One of the biggest problems with redefining the entertainment horizon is that when consumers start comparing everything to the value of a Netflix subscription, it means they ultimately buy less and have unrealistic expectations of other services. It undermines everything from optical media, video rental and exhibition... making it seem like daylight robbery to charge anything more than a month of Netflix subscription.

Another problem is that once you've set the bar so low, you'll struggle to raise it. The boil-a-frog strategy comes to mind in this case, where streaming services will have to raise the price of their subscription slowly enough to ensure the frog doesn't jump out of the water.

Now with a host of other streaming services that haven't withered and died, it may become a case of the nomadic subscriber where one subscription is put on ice to focus on another channel's entertainment offering until the other one freshens its slate again. Seeing that Netflix is raising its subscription price in South Africa where many luxury spends are already on the line... we could see a shift to other cheaper services or a return to more of a pay-as-you-go spending profile.

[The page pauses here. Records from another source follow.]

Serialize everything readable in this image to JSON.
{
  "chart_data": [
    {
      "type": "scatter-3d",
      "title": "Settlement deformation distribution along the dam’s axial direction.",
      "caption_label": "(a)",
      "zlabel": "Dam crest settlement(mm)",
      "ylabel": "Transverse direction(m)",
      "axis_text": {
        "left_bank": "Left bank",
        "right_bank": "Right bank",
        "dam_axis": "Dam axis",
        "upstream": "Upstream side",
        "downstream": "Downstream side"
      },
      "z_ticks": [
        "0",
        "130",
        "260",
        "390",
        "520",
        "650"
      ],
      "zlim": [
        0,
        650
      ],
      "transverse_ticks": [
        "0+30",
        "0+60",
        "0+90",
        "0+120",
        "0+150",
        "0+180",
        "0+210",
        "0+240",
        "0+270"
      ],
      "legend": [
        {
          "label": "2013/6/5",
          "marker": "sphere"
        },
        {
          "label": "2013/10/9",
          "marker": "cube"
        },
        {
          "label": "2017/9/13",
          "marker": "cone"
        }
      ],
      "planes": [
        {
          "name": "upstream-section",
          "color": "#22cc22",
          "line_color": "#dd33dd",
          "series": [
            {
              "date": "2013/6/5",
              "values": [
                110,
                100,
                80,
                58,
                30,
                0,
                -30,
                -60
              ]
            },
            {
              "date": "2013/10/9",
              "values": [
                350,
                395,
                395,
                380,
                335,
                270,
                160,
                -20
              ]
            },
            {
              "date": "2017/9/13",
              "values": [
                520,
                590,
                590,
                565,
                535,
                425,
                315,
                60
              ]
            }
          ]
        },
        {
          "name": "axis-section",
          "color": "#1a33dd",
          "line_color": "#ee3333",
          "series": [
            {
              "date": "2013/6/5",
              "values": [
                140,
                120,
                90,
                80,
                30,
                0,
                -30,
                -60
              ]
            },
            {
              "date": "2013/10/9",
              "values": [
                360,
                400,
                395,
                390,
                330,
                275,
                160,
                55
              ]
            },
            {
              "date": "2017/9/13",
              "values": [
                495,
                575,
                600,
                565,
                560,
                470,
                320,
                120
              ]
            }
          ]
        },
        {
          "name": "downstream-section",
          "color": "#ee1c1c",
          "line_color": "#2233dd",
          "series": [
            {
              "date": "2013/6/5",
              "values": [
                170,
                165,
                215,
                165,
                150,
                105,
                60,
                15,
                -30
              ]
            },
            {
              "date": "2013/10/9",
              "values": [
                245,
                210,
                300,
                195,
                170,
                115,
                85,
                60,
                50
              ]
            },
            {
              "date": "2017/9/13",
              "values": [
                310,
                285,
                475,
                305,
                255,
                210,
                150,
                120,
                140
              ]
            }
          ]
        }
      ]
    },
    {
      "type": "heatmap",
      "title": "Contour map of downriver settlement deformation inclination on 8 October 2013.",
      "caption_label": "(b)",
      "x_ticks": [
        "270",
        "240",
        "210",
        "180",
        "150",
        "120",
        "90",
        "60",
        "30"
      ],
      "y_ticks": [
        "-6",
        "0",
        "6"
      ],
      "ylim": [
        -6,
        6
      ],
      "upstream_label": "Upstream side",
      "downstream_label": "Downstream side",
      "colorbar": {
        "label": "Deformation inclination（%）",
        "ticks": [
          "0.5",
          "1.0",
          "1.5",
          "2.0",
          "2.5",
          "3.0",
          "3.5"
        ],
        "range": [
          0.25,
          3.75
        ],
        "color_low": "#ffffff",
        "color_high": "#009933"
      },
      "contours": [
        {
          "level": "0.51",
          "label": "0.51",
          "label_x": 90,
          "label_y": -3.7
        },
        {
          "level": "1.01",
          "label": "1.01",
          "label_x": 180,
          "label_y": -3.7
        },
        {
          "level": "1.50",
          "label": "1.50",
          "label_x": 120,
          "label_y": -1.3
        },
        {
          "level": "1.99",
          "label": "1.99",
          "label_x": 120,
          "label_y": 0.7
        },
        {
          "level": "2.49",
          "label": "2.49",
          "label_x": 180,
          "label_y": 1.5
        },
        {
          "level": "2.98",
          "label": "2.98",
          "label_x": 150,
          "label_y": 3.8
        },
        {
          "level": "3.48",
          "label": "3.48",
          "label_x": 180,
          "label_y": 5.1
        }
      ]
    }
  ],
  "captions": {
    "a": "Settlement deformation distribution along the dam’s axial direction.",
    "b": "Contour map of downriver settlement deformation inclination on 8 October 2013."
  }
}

Many streaming service adopters have pretty much thrown in the towel when it comes to physical media, wondering why they have a DVD or Blu-ray player and shelves of discs clogging up their minimalist entertainment set up. However, the optical disc market has become so inundated with "coasters" that their intrinsic value may see a comeback like LPs.

Compare buying 10-20 of your favourite movies with the cost of a month's Netflix subscription and the balance may start to tilt again. Even if you don't like the idea of storing the movies, at such low prices there's nothing stopping you from selling them, passing them on or literally turning them into coasters.